A Bergamo la trattativa sul piano industriale di Ubi in vista dell'integrazione delle tre banche Marche, Etruria e Chieti. I sindacati dicono no alle esternalizzazioni e chiedono garanzie per tutti i lavoratori e soluzioni condivise per la gestione degli esuberi

Ubi-Bpa Centro Esagono
Ubi-Bpa Centro Esagono

Prosegue a Bergamo la trattativa tra sindacati e Ubi Banca per l’aggiornamento del Piano industriale fino al 2020, nel nuovo perimetro che il gruppo sta acquisendo con le tre banche in risoluzione (B. Etruria, B. Marche e Carichieti). In una nota congiunta, le sigle Fabi, First-Cisl, Fisac-Cgil, Ugl, Uilca-Uil e Unisin fanno sapere che “considerata la complessità del Piano e la difficoltà ad individuare nel dettaglio tutte le soluzioni volte a limitare le ricadute sui dipendenti di un progetto che si articolerà in un arco temporale ampio (fino al 2019/2020), il nostro obiettivo è addivenire ad un accordo quadro che definisca le linee guida degli interventi nel rispetto dei diritti dei lavoratori”.

I principali temi sul tavolo sono i livelli occupazionali e gli esuberi, la mobilità territoriale e professionale, la contrattazione di secondo livello, un nuovo modello di distribuzione della rete e le sue ricadute. Da parte loro, le sigle si dicono «disponibili a valutare soluzioni di riduzione del costo del lavoro e dei livelli occupazionali esclusivamente caratterizzate dalla volontarietà nell’adesione agli strumenti adottati (quali l’accesso al Fondo di solidarietà di settore e il ricorso alle giornate di congedo straordinario) e con l’esclusione di qualsiasi ipotesi di esternalizzazione. Andrà comunque garantito il mantenimento di adeguati livelli occupazionali in tutti i territori anche attraverso il contenimento del numero degli esuberi dichiarati. Il vertice ha sempre dichiarato che l’operazione rappresenta una grande opportunità: ora lo dimostri nei fatti senza pensare di scaricarne il costo sui dipendenti».

Nel suo piano industriale, il gruppo bergamasco ha annunciato la riduzione del 13% dei dipendenti, dagli attuali 22.518 a 19.505, con 3.013 bancari in eccedenza, di cui 1.569 nei tre istituti di nuova acquisizione (Marche, Etruria, Chieti).

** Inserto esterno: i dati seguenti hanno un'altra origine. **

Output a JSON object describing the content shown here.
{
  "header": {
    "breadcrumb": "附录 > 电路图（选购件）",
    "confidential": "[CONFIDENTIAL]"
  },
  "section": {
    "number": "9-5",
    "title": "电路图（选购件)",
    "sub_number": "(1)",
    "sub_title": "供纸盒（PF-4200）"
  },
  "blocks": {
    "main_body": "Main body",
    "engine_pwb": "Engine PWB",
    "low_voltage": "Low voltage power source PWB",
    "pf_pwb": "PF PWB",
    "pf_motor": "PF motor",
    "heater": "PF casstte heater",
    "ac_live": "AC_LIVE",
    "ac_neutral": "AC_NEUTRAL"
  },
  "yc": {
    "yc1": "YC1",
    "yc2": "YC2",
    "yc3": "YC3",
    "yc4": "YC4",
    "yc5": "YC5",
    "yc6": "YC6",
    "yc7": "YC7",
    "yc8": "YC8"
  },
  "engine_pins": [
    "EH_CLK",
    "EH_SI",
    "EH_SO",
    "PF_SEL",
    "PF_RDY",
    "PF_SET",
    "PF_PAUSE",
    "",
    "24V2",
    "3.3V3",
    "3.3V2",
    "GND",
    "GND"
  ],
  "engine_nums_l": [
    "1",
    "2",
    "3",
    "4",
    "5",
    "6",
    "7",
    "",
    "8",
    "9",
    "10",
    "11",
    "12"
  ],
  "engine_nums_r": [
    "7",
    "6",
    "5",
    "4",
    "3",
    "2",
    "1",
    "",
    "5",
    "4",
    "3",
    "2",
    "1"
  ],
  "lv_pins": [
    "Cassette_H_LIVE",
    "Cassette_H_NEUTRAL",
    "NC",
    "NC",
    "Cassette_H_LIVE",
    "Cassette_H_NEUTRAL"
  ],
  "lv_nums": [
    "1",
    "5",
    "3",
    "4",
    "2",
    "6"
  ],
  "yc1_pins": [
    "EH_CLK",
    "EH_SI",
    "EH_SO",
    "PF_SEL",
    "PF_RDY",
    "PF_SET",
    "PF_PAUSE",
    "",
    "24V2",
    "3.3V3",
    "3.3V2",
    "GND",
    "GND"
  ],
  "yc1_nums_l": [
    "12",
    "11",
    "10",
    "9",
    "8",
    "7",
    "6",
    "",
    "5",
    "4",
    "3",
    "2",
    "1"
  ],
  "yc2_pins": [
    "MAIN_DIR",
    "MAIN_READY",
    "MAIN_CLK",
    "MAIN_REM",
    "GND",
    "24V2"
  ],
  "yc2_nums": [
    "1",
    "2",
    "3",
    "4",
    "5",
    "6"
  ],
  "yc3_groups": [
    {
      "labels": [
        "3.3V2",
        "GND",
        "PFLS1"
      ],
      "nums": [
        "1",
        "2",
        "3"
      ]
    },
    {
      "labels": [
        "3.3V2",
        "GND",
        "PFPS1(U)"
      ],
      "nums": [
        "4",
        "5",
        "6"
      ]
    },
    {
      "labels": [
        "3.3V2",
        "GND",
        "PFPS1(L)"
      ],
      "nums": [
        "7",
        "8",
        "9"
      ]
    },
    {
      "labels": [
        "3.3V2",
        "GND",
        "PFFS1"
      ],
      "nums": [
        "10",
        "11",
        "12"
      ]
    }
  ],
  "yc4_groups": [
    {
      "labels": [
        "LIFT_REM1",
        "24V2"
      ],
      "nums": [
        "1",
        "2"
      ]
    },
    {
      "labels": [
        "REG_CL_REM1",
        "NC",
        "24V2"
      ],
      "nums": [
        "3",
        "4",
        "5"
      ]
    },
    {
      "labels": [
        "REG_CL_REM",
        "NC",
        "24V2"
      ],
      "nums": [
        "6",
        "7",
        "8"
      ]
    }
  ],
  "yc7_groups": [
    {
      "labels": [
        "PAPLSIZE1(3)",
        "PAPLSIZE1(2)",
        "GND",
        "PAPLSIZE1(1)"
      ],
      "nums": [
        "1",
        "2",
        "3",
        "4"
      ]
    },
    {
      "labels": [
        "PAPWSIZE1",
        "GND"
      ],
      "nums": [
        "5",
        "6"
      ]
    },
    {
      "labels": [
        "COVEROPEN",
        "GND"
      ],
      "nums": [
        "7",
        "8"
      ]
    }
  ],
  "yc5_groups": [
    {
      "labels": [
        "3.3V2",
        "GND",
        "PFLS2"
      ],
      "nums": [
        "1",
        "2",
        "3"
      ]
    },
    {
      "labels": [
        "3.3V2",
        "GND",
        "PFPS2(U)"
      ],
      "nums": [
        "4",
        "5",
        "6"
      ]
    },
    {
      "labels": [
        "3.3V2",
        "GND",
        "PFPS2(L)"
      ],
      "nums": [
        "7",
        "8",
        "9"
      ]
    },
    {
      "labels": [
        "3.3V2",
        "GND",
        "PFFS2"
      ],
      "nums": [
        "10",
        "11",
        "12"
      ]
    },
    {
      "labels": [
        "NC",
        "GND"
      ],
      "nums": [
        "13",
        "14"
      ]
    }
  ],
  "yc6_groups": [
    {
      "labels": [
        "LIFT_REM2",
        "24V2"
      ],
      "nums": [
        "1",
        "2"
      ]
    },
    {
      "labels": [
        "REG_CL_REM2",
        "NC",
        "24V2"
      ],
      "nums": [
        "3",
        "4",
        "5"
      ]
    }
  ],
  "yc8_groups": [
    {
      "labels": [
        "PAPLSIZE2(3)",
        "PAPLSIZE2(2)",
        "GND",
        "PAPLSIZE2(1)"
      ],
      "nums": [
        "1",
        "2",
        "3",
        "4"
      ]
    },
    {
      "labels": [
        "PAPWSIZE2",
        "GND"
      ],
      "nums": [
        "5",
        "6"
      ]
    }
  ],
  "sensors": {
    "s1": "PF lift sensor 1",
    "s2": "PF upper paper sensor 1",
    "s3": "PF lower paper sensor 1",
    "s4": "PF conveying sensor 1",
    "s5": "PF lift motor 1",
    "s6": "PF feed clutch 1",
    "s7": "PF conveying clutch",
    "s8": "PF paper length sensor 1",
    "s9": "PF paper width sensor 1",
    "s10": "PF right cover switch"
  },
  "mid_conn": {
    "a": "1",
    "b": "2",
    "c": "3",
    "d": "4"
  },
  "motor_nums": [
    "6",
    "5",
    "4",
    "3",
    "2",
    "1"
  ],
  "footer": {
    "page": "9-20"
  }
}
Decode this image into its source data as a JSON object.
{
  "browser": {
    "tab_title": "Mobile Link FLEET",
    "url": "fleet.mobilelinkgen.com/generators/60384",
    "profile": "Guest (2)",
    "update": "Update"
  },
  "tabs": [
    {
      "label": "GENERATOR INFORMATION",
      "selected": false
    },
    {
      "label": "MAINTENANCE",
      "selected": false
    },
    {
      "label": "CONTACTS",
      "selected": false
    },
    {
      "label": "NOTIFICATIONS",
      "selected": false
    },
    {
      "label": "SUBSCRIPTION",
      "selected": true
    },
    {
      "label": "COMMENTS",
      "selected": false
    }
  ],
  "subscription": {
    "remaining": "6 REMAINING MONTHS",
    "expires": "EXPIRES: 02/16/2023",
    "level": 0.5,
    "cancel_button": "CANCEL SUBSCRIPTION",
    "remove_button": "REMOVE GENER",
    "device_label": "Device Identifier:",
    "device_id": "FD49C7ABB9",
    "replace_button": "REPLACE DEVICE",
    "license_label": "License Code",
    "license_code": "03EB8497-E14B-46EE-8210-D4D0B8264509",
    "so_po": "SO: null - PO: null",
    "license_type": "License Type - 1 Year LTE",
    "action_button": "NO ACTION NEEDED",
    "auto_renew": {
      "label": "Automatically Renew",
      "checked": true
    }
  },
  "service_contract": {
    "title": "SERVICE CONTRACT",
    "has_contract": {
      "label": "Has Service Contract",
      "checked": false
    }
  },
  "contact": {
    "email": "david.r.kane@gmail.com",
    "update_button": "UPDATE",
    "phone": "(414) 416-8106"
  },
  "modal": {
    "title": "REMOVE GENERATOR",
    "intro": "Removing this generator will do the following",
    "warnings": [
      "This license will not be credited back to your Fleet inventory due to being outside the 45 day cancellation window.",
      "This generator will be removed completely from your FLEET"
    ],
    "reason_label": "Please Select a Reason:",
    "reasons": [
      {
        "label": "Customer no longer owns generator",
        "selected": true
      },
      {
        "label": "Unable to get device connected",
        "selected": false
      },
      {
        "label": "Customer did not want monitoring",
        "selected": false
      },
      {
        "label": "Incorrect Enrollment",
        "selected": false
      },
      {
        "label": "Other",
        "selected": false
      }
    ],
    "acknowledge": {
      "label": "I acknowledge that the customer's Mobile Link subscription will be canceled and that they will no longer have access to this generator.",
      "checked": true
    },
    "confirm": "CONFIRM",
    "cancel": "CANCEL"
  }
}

Gli esodi volontari e incentivati attraverso il fondo di solidarietà riguardano l’uscita di  2.173 bancari, di cui 1.832 già spesati sul 2016 e oggetto di accordi sindacali (1.300 per Ubi, 532 per le tre bridge banks). Tirando la riga sulle eccedenze, e al netto di uscite fisiologiche dettate da pensionamenti o dimissioni, all’appello mancano ancora 1.318 posizioni per cui si stanno cercando soluzioni.